The states of Maryland, Pennsylvania and Virginia, along with the National Trust for Historic Preservation, the National Park Service Chesapeake Bay and the Chesapeake Conservation Partnership will collaborate to map and identify sites and landscapes in the Chesapeake Bay watershed region significant to African American history and culture. The project will map the sites to support their conservation and to enable the states to consider them in their land use and development plans.
The project will also be guided by an advisory committee of professionals dedicated to preserving African American history with a common goal of telling a fuller American story.
Elizabeth Hughes, Director of the Maryland Historical Trust, said in a statement announcing the project, “The Chesapeake watershed is a dynamic cultural landscape, and the Maryland Historical Trust is committed to documenting, preserving, and interpreting the diverse places that generations of African Americans have imbued with significance and meaning.”
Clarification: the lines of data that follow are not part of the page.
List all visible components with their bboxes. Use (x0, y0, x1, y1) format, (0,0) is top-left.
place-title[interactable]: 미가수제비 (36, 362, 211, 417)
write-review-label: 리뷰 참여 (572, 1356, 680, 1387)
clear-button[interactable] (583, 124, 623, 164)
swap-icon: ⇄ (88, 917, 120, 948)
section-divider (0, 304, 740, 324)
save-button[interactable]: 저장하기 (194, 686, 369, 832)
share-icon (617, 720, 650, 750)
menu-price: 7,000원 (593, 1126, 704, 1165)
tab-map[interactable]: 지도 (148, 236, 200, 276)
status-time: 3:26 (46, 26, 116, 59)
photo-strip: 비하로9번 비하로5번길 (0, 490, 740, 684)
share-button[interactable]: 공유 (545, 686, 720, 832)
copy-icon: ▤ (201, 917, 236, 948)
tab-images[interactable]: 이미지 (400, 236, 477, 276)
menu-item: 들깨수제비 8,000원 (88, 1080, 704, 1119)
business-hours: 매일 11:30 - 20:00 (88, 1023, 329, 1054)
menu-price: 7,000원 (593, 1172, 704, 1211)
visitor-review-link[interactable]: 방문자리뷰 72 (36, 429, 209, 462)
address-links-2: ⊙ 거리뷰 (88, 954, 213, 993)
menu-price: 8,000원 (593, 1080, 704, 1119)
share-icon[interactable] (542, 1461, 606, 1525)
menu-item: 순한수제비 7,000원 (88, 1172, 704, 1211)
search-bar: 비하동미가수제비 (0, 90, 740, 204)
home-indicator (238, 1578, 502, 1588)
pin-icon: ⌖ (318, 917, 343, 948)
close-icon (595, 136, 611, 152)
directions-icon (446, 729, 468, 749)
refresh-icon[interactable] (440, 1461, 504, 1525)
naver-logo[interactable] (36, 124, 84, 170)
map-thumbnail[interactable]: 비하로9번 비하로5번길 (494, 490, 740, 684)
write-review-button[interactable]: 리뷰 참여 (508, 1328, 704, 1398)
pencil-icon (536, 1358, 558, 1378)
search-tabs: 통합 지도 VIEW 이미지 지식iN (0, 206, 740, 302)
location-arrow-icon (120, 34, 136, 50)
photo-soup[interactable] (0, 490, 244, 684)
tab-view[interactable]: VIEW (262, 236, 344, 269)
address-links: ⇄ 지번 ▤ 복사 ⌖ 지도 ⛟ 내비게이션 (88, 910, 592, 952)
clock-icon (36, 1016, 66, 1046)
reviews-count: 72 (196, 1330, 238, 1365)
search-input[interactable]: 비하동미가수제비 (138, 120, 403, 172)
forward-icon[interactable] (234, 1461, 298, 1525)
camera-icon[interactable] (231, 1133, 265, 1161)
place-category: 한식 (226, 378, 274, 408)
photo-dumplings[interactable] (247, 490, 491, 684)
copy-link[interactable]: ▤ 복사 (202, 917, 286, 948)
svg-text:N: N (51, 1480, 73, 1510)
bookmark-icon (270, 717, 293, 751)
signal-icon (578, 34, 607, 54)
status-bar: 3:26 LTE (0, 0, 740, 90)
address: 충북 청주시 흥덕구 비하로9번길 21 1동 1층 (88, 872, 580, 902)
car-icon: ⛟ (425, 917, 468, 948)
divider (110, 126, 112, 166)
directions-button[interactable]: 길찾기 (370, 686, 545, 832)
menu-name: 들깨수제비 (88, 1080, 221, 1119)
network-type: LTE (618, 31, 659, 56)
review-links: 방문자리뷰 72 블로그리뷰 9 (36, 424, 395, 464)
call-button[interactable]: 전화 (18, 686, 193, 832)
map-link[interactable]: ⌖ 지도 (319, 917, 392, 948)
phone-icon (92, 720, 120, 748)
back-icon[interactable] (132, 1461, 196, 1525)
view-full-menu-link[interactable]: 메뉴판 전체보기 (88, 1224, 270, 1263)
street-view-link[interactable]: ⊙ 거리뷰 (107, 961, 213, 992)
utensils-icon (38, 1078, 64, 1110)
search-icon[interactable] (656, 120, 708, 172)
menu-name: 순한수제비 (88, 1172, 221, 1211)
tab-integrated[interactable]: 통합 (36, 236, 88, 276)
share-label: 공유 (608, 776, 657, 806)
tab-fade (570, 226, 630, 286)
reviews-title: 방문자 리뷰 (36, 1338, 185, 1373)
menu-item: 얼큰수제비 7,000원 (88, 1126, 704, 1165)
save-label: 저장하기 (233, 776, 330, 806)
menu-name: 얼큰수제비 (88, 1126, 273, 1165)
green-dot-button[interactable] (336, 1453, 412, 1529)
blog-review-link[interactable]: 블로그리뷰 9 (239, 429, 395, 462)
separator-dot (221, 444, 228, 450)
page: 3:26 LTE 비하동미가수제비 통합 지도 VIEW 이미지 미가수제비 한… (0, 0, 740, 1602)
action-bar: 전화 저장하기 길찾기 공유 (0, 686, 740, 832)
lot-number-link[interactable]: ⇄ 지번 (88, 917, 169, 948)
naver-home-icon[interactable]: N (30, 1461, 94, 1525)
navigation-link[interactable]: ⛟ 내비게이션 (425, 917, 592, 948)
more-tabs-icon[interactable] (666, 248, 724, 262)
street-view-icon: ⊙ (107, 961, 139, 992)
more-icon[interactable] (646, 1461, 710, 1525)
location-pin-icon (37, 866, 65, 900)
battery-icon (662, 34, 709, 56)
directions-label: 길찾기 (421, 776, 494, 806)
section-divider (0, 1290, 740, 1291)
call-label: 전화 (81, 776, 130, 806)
As home to some of America’s first colonies, the Chesapeake Bay watershed region is known to have a significant historic meaning. Major tobacco plantations were located there, as were many stops on the Underground Railroad. Harriet Tubman and Frederick Douglass and his first wife were enslaved in the watershed region, and it includes many battlegrounds of the Civil War, as well as places of notable activism in the 1960s Civil Rights Movement.
The National Park Service’s Chesapeake Bay Gateways Network provided the initial $200,000 funding for the project. Additional support, bringing the total project value to $400,000, will be provided by the Maryland Heritage Areas Authority, the Virginia Department of Historic Resources, the Pennsylvania Department of Conservation and Natural Resources’ Community Conservation Partnerships Program and the Pennsylvania Historical and Museum Commission, and by the National Trust’s African American Cultural Heritage Action Fund.